Ситуация была наполнена типичной для Республики иронией. В самый разгар своего триумфа плебеи уничтожили себя как революционную силу. Начиная с 367 г. до Р.Х., после отмены юридических ограничений на их выдвижение, состоятельные плебеи утратили всяческое желание соединяться с беднотой. Выдвинувшиеся плебейские семейства вместо этого посвятили себя более выгодной деятельности, такой, как монополизация права на консульство и покупка Палатина. После двух с половиной столетий власти они закончили тем же самым, что и свиньи на Скотном Дворе Оруэлла, сделавшись неотличимыми от бывших угнетателей. В самом деле, в некотором отношении они действительно дорвались до рукоятки кнута. Должности магистратов, некогда вырванные у аристократов в результате классовой войны, теперь становились этапами карьеры знатных и честолюбивых плебеев. Особые возможности для возвышения предоставляла должность трибунов. Трибуны не только обладали правом «вето» и могли запрещать неугодные им законы, они также имели возможность проводить собственные законопроекты. Патрициям, которым было запрещено занимать плебейские должности, оставалось только наблюдать — с завистью и горечью.

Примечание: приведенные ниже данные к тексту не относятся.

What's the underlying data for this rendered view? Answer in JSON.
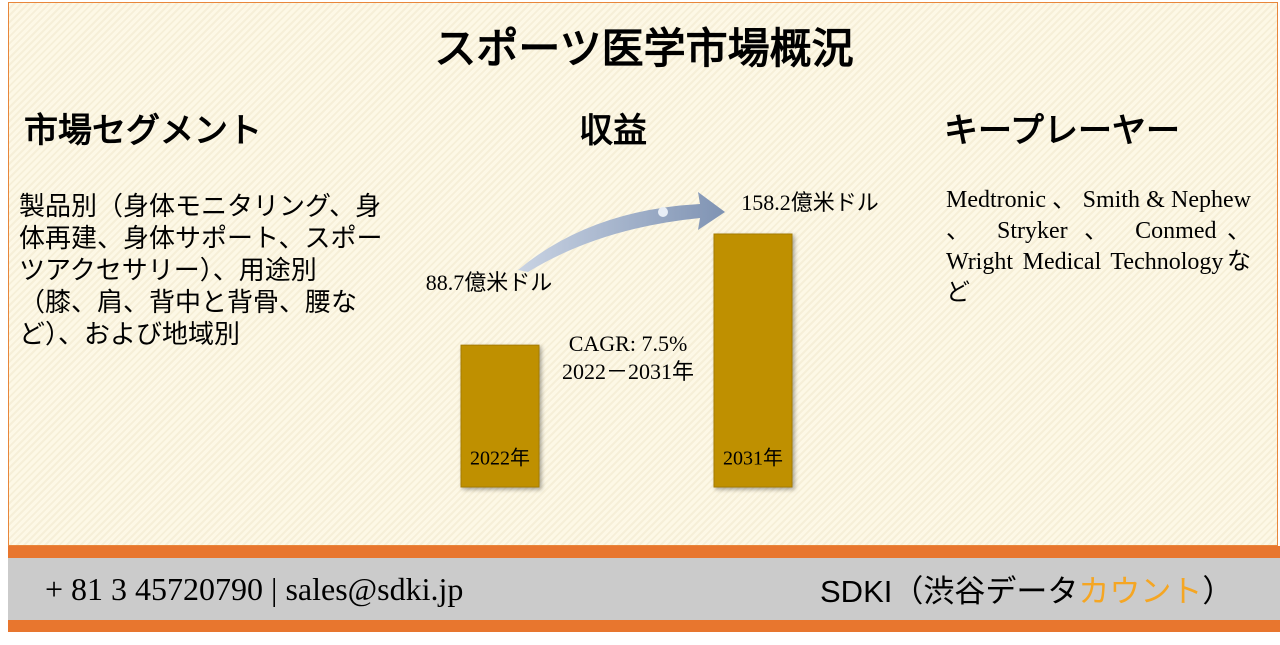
{
  "title": "スポーツ医学市場概況",
  "segments": {
    "heading": "市場セグメント",
    "text": "製品別（身体モニタリング、身体再建、身体サポート、スポーツアクセサリー）、用途別（膝、肩、背中と背骨、腰など）、および地域別"
  },
  "revenue": {
    "heading": "収益",
    "bars": [
      {
        "year": "2022年",
        "value": 88.7,
        "label": "88.7億米ドル"
      },
      {
        "year": "2031年",
        "value": 158.2,
        "label": "158.2億米ドル"
      }
    ],
    "cagr": "CAGR: 7.5%",
    "period": "2022－2031年"
  },
  "players": {
    "heading": "キープレーヤー",
    "text": "Medtronic 、 Smith & Nephew 、 Stryker 、 Conmed、Wright Medical Technologyなど"
  },
  "footer": {
    "contact": "+ 81 3 45720790 | sales@sdki.jp",
    "brand": "SDKI（渋谷データ",
    "brand_highlight": "カウント",
    "brand_end": "）"
  }
}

Конечно же, народного трибуна подстерегала опасность зайти слишком далеко. Подобно большинству административных постов в Республике, эта должность открывала перед ним путь, изобилующий не только привилегиями и почетом. Неписаные правила, определявшие поведение трибуна, являли собой сочетание парадоксов, необыкновенное даже по нормам римской политической жизни. Должность, предоставлявшая почти неограниченные возможности для нечистой игры, была со всех сторон обставлена атрибутами святости. Начиная с древних времен личность трибуна считалась неприкосновенной, и всякий, кто игнорировал это положение, считался поднявшим руку на одного из богов. В порядке компенсации за свой священный статус трибун был обязан весь год своего пребывания на должности не покидать пределы Рима и никогда не запирать двери своего дома. Он был обязан с самым пристальным вниманием относиться к жалобам и тяготам жизни народа, выслушивать всякого, кто остановит его на улице, и читать надписи, оставленные на стенах общественных зданий, чтобы иметь возможность предложить новые меры или воспрепятствовать их введению. Вне зависимости от того, насколько высоко простирались его собственные амбиции, собравшийся претендовать на должность трибуна аристократ не мог позволить себе проявить даже малую толику надменности. Иногда кандидат в трибуны мог даже зайти настолько далеко, что усваивал произношение плебея — обитателя трущоб. Таких римляне называли словом рорulаrеs, популяры, означавшим политиканов, заигрывавших с народом.